Tasty jellyfish or plastic bag?

New Zealand lags behind in banning or reducing single-use plastic shopping bags. At least 12 countries and hundreds of states, cities and towns have outlawed them; dozens more have imposed a tax on their use.

In Rwanda – a land-locked East African country where half the population lives below the poverty line – plastic bags are confiscated at the border. Enforcement agents also cut the plastic wrapping from negligent travellers’ suitcases.

In China, where they describe the effects of discarded bags as “white pollution”, a ban on ultra-thin plastic bags was introduced in 2008. Italy, India, Tanzania, Taiwan, Uganda, Ethiopia, Botswana, Macedonia and Brazil have also imposed bag bans and restrictions. The Bangladesh government was the first to impose a ban in 2002, because of safety hazards when bags blocked drainage systems during the monsoon. 

A sign at Kigali International Airport in Rwanda, where a ban on plastic bags means they’re confiscated at the border.

All these countries have one up on New Zealand, where – despite various attempts – no laws have been passed to ban or charge for single-use bags. Closer to home, plastic bags are banned South Australia, Tasmania, the Australian Capital Territory and the Northern Territory.

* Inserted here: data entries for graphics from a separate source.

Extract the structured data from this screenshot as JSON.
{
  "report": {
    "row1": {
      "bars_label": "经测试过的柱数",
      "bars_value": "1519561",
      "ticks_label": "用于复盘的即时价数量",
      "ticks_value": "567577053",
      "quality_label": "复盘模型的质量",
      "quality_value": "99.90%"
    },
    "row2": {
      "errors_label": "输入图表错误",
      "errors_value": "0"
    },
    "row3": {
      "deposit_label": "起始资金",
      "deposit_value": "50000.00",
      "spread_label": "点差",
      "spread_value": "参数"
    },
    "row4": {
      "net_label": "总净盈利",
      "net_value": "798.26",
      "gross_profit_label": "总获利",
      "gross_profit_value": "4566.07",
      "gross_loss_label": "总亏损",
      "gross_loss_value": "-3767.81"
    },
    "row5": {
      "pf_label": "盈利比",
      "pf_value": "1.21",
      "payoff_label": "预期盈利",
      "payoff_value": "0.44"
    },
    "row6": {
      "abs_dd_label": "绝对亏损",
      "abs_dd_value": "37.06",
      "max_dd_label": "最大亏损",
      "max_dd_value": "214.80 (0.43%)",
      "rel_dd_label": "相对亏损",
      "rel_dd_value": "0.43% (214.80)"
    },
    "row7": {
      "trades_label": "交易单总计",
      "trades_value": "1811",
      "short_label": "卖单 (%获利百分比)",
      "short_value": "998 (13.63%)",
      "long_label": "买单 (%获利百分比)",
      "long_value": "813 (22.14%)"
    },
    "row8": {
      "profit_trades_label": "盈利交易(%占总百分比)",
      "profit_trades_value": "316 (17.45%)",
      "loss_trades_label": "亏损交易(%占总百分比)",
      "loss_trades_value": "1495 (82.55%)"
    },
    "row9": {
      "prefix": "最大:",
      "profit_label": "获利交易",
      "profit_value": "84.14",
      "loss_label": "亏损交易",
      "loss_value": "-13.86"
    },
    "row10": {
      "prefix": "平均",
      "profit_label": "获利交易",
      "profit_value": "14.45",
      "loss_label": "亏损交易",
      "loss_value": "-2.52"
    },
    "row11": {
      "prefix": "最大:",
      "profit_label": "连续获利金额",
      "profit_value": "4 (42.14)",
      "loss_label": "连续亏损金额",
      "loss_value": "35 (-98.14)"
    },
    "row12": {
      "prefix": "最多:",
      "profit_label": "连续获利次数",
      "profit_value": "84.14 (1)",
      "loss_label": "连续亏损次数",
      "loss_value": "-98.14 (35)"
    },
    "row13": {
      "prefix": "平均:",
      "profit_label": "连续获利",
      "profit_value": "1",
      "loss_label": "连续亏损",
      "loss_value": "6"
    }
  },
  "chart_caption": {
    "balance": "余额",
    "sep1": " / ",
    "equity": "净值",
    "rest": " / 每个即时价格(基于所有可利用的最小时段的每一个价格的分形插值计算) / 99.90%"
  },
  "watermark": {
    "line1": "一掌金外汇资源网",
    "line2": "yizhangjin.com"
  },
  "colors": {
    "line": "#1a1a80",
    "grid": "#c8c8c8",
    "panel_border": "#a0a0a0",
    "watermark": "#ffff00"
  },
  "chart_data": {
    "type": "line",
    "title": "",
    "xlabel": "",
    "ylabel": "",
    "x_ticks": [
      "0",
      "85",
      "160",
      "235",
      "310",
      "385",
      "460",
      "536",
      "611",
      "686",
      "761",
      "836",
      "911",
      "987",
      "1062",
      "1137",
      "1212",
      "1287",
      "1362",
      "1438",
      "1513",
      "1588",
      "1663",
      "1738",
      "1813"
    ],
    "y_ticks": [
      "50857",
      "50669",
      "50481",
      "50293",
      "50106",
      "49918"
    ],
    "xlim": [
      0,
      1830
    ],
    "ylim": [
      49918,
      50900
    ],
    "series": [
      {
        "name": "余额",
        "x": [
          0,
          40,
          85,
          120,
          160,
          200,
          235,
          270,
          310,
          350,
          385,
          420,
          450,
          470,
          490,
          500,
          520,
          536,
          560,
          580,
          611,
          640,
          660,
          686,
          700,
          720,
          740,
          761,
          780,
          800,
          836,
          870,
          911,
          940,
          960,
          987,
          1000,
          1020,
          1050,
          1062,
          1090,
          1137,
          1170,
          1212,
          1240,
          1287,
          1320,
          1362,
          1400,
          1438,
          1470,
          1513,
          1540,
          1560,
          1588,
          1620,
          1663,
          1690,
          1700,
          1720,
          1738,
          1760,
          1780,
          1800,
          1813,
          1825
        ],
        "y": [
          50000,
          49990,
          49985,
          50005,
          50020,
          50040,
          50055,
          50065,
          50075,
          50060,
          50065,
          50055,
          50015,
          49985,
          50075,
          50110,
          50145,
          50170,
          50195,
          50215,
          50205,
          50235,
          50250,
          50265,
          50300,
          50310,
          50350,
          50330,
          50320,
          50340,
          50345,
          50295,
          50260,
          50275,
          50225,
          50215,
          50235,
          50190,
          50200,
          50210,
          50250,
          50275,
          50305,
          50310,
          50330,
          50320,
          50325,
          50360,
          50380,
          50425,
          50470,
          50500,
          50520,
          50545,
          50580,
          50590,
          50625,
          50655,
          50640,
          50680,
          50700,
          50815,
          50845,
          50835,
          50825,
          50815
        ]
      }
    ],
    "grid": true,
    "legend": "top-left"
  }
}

In the United States, there is no national ban, but California – the state that has defied President Donald Trump’s decision to pull out of the Paris climate accord – voted in November last year to ban plastic bags state-wide. Many US towns have independently imposed their own bans.

In Europe, the European Parliament passed a directive in 2014 to reduce plastic-bag use by half by the end of this year, and by 80 per cent by 2019. Italy has banned the distribution of lightweight plastic bags not from biodegradable sources; France has banned bags under 50 microns. The Netherlands implemented a ban last year but exempted bags used for food products, such as fresh fruit.    

Plenty of other places have chosen not to ban plastic bags but to discourage their use by imposing a fee. England, Northern Ireland and Wales have a five-pence levy on all single-use bags. In the first half of 2015, when the charge was imposed in England, the number of single-use bags dropped by seven billion. Denmark, which introduced a tax in 2003, has the lowest plastic-bag use in Europe, with four bags per person a year. In countries like Portugal, Poland and Slovakia, where there is no tax, each person on average uses 466 bags a year.

However, the news isn’t all good. Nearly a decade after it imposed its ban, Rwanda is struggling to combat a lucrative black market for plastic bags.  

This was published in the September 2017 issue of North & South.